Abstract: Social media platforms have gained worldwide popularity and used for multiple activities such as advertisements and news sharing. On the other hand, social media is also used to spread rumors and misuse hateful words. Detecting hate speech on social media have one big challenge is the use of a code-mixed language, because this language mixes with two or three languages while speaking or writing and sometimes causes confusion. This research proposed a Lexicon Enhanced N-gram and Bidirectional Encoder Representation from a Transformer (LE-NBERT) to detect hate speech in social media. A Lexicon Based Bidirectional Encoder representation from a transformer (LEBERT) integrates features from the hate lexicon directly into embedding layers, and is used to effectively identify important details within unstructured texts from noisy and ambiguous data.
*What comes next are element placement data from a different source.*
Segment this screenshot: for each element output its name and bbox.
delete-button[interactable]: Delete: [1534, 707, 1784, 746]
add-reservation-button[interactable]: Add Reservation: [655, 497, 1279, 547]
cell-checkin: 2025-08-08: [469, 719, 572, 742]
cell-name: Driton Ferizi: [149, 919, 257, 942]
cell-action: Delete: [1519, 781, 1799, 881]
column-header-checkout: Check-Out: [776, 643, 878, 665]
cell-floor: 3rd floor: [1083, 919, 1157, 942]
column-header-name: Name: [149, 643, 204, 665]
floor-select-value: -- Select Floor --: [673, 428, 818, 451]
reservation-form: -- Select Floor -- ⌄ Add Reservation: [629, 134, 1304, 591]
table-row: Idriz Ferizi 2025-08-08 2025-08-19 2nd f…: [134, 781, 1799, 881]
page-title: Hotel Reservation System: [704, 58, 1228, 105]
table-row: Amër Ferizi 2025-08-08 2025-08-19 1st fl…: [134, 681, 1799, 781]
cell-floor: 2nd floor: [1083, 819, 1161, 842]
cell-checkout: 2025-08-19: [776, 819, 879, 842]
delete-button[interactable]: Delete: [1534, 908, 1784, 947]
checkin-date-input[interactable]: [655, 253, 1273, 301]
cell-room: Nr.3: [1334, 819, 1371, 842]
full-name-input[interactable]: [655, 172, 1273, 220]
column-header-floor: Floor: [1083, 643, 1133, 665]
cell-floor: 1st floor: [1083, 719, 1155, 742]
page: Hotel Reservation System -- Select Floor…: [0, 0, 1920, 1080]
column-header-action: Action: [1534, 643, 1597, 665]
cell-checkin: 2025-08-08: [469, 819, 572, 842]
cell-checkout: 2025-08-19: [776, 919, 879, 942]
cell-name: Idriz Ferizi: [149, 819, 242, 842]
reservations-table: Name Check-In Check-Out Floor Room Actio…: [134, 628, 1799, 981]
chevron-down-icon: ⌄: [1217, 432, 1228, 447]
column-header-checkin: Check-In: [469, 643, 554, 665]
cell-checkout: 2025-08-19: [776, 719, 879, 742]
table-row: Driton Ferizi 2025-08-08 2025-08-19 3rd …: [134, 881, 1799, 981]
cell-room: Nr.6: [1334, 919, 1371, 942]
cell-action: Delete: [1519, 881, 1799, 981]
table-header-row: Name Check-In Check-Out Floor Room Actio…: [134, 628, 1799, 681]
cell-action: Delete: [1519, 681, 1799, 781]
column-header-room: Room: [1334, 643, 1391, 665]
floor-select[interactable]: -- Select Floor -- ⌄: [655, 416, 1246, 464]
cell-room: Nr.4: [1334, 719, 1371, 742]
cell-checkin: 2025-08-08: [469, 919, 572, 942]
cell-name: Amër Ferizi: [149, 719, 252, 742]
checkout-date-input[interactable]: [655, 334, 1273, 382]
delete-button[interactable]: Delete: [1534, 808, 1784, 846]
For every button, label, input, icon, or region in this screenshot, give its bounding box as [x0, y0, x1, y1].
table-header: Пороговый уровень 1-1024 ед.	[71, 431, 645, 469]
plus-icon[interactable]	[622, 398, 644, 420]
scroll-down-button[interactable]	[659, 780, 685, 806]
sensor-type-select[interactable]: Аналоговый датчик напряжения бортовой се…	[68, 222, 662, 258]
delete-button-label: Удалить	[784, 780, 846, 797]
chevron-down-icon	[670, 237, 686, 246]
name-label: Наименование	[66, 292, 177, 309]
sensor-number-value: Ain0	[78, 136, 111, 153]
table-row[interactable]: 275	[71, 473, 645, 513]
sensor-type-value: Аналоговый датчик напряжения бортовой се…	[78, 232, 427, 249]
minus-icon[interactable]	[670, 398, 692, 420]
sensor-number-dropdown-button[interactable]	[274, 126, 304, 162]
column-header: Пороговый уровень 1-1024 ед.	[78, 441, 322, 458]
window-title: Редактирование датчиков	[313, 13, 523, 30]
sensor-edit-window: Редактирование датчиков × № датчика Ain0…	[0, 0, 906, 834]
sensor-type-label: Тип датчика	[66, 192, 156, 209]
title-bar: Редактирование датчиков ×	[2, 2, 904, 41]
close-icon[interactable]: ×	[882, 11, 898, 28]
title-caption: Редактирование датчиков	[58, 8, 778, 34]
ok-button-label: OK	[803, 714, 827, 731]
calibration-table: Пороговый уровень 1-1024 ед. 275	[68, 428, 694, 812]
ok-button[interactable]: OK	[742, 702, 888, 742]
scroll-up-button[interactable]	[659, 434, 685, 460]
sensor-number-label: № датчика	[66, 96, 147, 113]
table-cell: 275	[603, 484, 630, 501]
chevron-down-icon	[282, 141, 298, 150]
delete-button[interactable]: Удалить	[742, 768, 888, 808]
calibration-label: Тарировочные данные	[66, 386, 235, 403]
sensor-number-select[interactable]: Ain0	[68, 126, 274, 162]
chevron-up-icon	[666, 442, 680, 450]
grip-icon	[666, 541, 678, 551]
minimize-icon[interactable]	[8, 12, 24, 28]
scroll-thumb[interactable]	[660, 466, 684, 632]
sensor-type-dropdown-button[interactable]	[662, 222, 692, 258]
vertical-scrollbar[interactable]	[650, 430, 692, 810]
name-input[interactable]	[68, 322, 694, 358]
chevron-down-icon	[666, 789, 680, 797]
Lexicon N-grams (LEN) are used to enhance natural language understanding and Valence Aware Dictionary and sEntiment Reasoner (VADER) used for detection and identifies text with extremely negative sentiments, indicating hateful content. The experimental results of the proposed method achieved a high accuracy of 99.87 % for the Bengali dataset, 98.90% for the Multi-Off dataset, 98.96% for the Italian dataset, and 99.90 % for the Spanish dataset, which is more accurate than the existing methods like BiLSTM, BiGRU.